PETALING JAYA: Analysts are overall positive on Tenaga Nasional Bhd
(TNB) in successfully securing the 1.4 gigawatts (GW) combined-cycle gas turbine (CCGT) plant in Paka, Terengganu, although the impact on the company’s earnings will be minimal.
BIMB Research said it views these developments as positive for TNB on two fronts.
“Firstly, the new 1.4GW Paka CCGT plant will increase the company’s peninsular gross capacity by 9.3% to 16.7GW, reinforcing its generation footprint.
“Secondly, both the new award and the power purchase agreements (PPA) extensions are earnings-accretive, underpinned by structurally lower generation costs, as Tenaga can secure more competitive capacity charges compared with independent power producers,” it added.
Nevertheless, the research house said it expects the impact on TNB to be modest.
Based on TNB Power Generation Sdn Bhd’s (TNB Genco) annualised financial year 2025 (FY25) forecast net profit of about RM320mil, the new plant implies an incremental contribution of approximately RM29mil, or less than 1% of the company’s total group net profit.
TNB Genco together with Aurora Power Generation Sdn Bhd, has been awarded the 1.4GW CCGT plant in Paka under the NewGen25 Category 2 tender.

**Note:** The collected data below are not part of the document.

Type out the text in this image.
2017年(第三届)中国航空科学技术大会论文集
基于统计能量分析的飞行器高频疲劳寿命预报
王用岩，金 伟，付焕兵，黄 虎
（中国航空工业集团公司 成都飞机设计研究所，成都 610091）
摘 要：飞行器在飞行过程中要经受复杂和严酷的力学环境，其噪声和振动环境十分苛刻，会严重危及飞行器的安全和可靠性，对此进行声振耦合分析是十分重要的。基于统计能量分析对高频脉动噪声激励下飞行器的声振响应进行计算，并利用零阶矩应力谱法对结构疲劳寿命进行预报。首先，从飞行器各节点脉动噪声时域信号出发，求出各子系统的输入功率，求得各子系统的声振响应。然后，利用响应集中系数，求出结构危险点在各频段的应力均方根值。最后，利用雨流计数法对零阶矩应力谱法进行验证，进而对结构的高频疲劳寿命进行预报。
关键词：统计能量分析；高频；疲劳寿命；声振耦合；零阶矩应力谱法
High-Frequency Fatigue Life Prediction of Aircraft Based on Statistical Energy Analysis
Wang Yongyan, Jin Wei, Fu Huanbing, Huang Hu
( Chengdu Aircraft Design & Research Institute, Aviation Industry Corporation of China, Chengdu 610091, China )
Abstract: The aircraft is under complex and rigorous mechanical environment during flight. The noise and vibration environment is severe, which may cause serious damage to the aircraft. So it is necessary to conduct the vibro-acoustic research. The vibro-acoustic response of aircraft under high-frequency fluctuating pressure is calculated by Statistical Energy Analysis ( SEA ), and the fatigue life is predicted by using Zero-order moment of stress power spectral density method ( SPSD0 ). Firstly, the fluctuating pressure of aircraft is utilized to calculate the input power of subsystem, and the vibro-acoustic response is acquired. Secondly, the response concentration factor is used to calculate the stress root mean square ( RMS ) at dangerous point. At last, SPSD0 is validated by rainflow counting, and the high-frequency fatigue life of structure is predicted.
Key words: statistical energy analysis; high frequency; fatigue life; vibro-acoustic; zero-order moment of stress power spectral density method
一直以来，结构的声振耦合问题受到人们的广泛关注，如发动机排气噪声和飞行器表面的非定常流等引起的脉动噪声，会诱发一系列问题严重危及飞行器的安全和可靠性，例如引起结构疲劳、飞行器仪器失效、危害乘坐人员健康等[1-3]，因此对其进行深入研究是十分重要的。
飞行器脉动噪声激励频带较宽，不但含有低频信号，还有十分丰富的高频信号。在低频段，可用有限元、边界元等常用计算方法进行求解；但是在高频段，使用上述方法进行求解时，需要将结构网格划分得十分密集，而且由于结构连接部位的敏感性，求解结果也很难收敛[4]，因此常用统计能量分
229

In addition, TNB also secured PPA extensions for three gas-fired plants totalling about 1.3 GW, extending operations until Dec 31, 2029.

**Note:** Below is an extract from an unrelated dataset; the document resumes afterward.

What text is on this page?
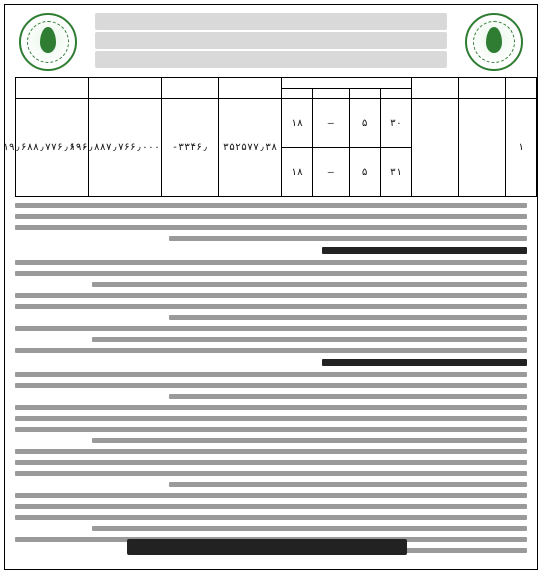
۱			۳۰	۵	–	۱۸	۳۵۲۵۷۷٫۳۸	۳۳۴۶٫-	۱۹۶٫۸۸۷٫۷۶۶٫۰۰۰	۱۹٫۶۸۸٫۷۷۶٫۶۰۰
			۳۱	۵	–	۱۸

Collectively, these wins give TNB a combined 2.7GW, 42.5% of the 6.3GW total awarded.
BIMB Research said earnings forecasts would remain unchanged at this juncture, pending the release of its fourth quarter of financial year 2025 (4Q25) results on Feb 26 and further updates from its analyst briefing scheduled on Feb 27, 2026.
That said, it is maintaining its “buy” call on TNB with an unchanged target price of RM17.84, premised on its defensive cash flow profile, strategic centrality to Malaysia’s energy transition, and compelling medium-term growth prospects.
“We view that the resolution of the tax adjustments and the Finance Ministry’s approval of the investment allowance remove a key overhang, TNB retains clear multi-year earnings visibility anchored by an expanding regulated asset base and stable returns,” the research house said.
CGS International Research said it views the PPA extensions and new CCGT positively, as these wins are strategically significant for TNB’s GenCo business.
It said the plant extensions provide medium-term earnings visibility, while the new CCGT plant should improve the overall quality of its generation portfolio, as a new, more efficient plant should help support higher margins and lower maintenance and running costs.
“We reiterate our ‘add’ rating on TNB with an unchanged sum-of-parts-based target price of RM16.60, maintaining it as one of our top picks in Malaysia,” it added.
“We continue to view the company as the central enabler and key beneficiary of Malaysia’s accelerating energy expansion – a structural growth story driven by rising power demand and a new multi-year investment cycle.”